To preserve the sisters' legacy, Jennings has been forming its sponsor members in the order's charisms and in Catholic identity. Much of the formation curriculum is from CHA.

Salopeck said Jennings also has been intentional about teaching staff about the history of Jennings and their role in carrying on the mission.

The sisters' influence runs deep as Jennings leaders and associates who worked alongside the sisters and counted the sisters among their friends share funny, heartwarming and bittersweet stories of the sisters with colleagues and residents.

Salopeck says in her three decades with Jennings, she grew close to many of the sisters, with some of them attending her wedding and the baptisms of her children.

Artifacts from the congregation's former home including photos are displayed at every Jennings facility. The residence has been converted to affordable housing.

Lisa Brazytis, Jennings chief marketing officer, is creating a storyline display about the sisters that will go in the lobby of Jennings' flagship facility.

Salopeck said of the remembrances of the sisters and their legacy: "It touches something that resonates with people. They remember why they said yes to working here, and residents remember why they said yes to living here and staying here."

Welcoming others
Mother Mary Rose Heery, O CARM, is prioress general and general council member of the Carmelite Sisters for the Aged and Infirm in Germantown, New York. She said with 138 sisters that congregation has enough members to maintain its role as sponsor of the congregation's 20 long-term care facilities in the U.S. and Ireland and to ensure the sisters' charism of love for the elderly continues to permeate their facilities.


Mother Heery

Sisters maintain an ongoing presence in the congregation's facilities, which are located in Florida, Iowa, Illinois, Kentucky, Massachusetts, New York, Ohio and Pennsylvania. Many of the sisters have worked as administrators or in other leadership roles at Carmelite facilities or have served on the facilities' boards. Sponsors serve on the board of the Carmelite System. Each of the system's facilities also has its own board. Members of the Carmelites' leadership council and other sisters serve on those boards.

This has helped congregation members become intimately connected with those facilities and their work. Sisters also fill mission integration roles at the facilities.

The Carmelites offer a formation program for lay leaders of their facilities and ongoing formation and mission education for all employees.
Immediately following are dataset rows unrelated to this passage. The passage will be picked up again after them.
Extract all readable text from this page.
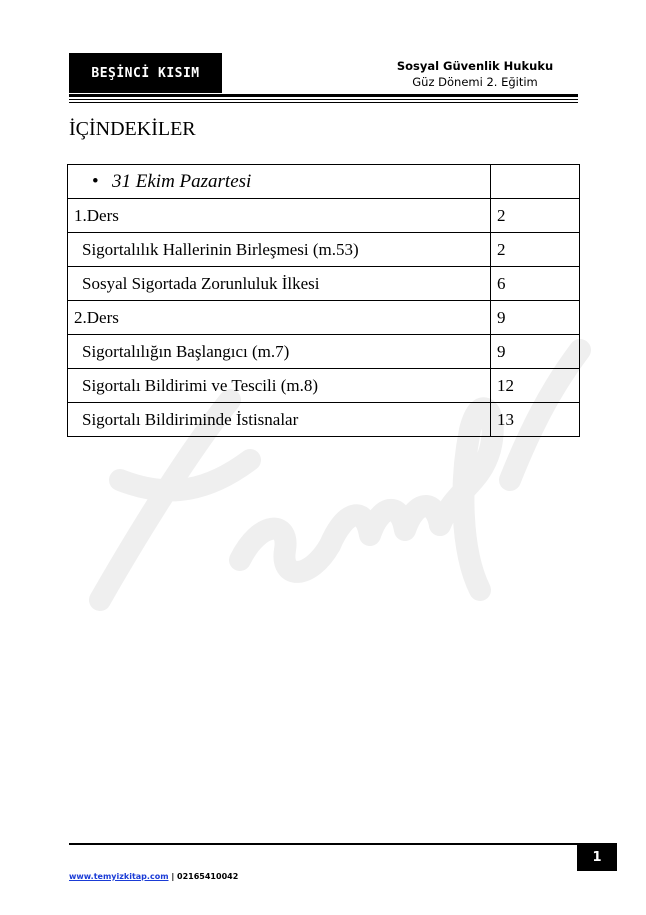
BEŞİNCİ KISIM	Sosyal Güvenlik Hukuku
Güz Dönemi 2. Eğitim
İÇİNDEKİLER
• 31 Ekim Pazartesi	
1.Ders	2
Sigortalılık Hallerinin Birleşmesi (m.53)	2
Sosyal Sigortada Zorunluluk İlkesi	6
2.Ders	9
Sigortalılığın Başlangıcı (m.7)	9
Sigortalı Bildirimi ve Tescili (m.8)	12
Sigortalı Bildiriminde İstisnalar	13
1
www.temyizkitap.com | 02165410042
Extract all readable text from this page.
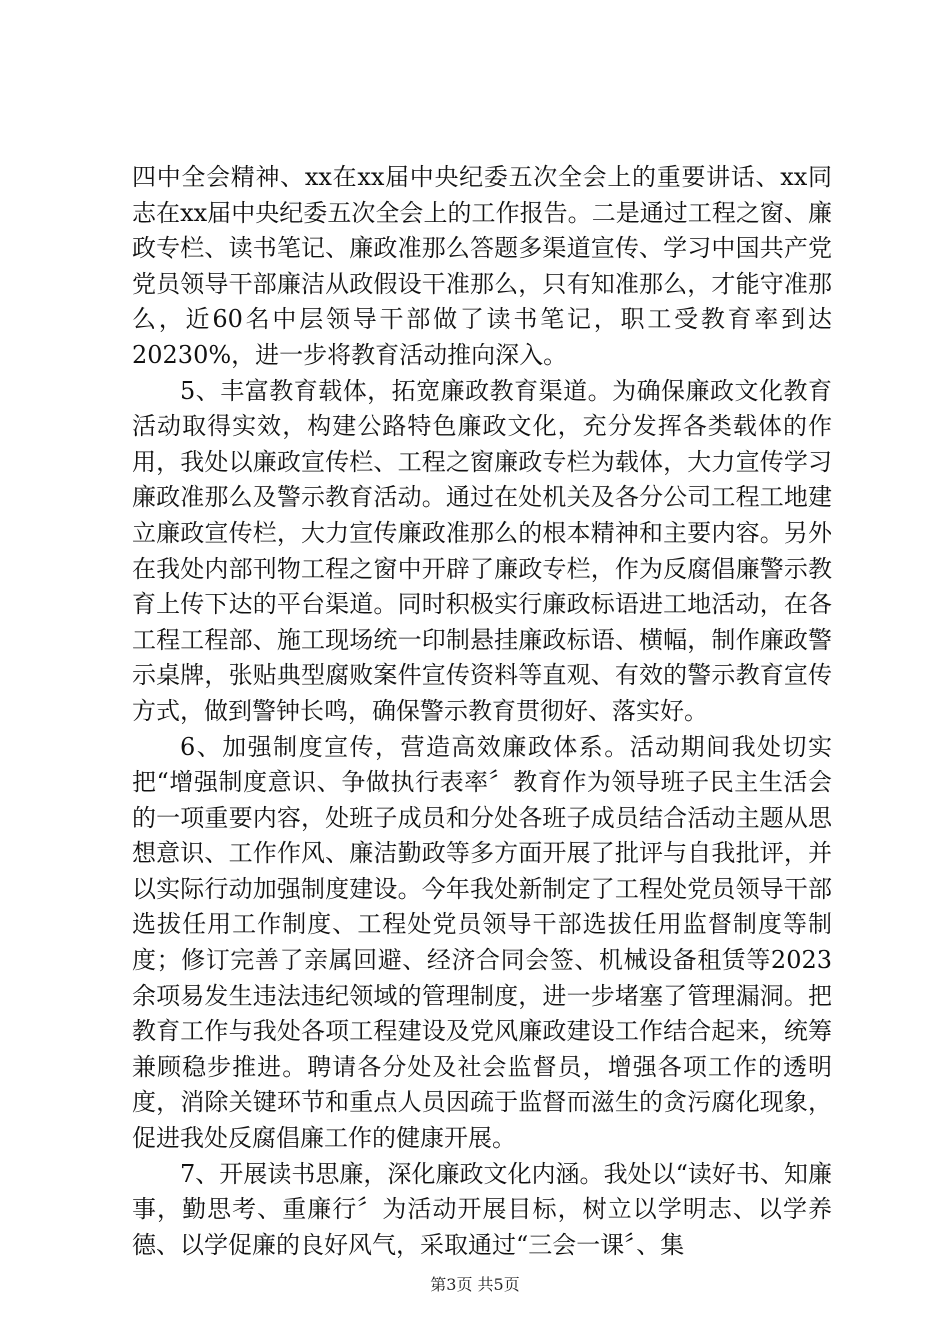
四中全会精神、xx在xx届中央纪委五次全会上的重要讲话、xx同志在xx届中央纪委五次全会上的工作报告。二是通过工程之窗、廉政专栏、读书笔记、廉政准那么答题多渠道宣传、学习中国共产党党员领导干部廉洁从政假设干准那么，只有知准那么，才能守准那么，近60名中层领导干部做了读书笔记，职工受教育率到达20230%，进一步将教育活动推向深入。

5、丰富教育载体，拓宽廉政教育渠道。为确保廉政文化教育活动取得实效，构建公路特色廉政文化，充分发挥各类载体的作用，我处以廉政宣传栏、工程之窗廉政专栏为载体，大力宣传学习廉政准那么及警示教育活动。通过在处机关及各分公司工程工地建立廉政宣传栏，大力宣传廉政准那么的根本精神和主要内容。另外在我处内部刊物工程之窗中开辟了廉政专栏，作为反腐倡廉警示教育上传下达的平台渠道。同时积极实行廉政标语进工地活动，在各工程工程部、施工现场统一印制悬挂廉政标语、横幅，制作廉政警示桌牌，张贴典型腐败案件宣传资料等直观、有效的警示教育宣传方式，做到警钟长鸣，确保警示教育贯彻好、落实好。

6、加强制度宣传，营造高效廉政体系。活动期间我处切实把“增强制度意识、争做执行表率〞教育作为领导班子民主生活会的一项重要内容，处班子成员和分处各班子成员结合活动主题从思想意识、工作作风、廉洁勤政等多方面开展了批评与自我批评，并以实际行动加强制度建设。今年我处新制定了工程处党员领导干部选拔任用工作制度、工程处党员领导干部选拔任用监督制度等制度；修订完善了亲属回避、经济合同会签、机械设备租赁等2023余项易发生违法违纪领域的管理制度，进一步堵塞了管理漏洞。把教育工作与我处各项工程建设及党风廉政建设工作结合起来，统筹兼顾稳步推进。聘请各分处及社会监督员，增强各项工作的透明度，消除关键环节和重点人员因疏于监督而滋生的贪污腐化现象，促进我处反腐倡廉工作的健康开展。

7、开展读书思廉，深化廉政文化内涵。我处以“读好书、知廉事，勤思考、重廉行〞为活动开展目标，树立以学明志、以学养德、以学促廉的良好风气，采取通过“三会一课〞、集

第3页 共5页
Mother Heery said the Carmelite Sisters restructured their ministries to allow for the full integration of the facilities of the Sisters of Charity of Ottawa to become part of the Carmelite congregation's system. The Sisters of Charity's D'Youville Life & Wellness Community in Lowell, Massachusetts, is being folded into the Carmelite System. The two congregations have been undertaking a three-year transition that will end in June 2023.

Mother Heery said the Carmelites are open to assuming responsibility for other congregations' eldercare facilities.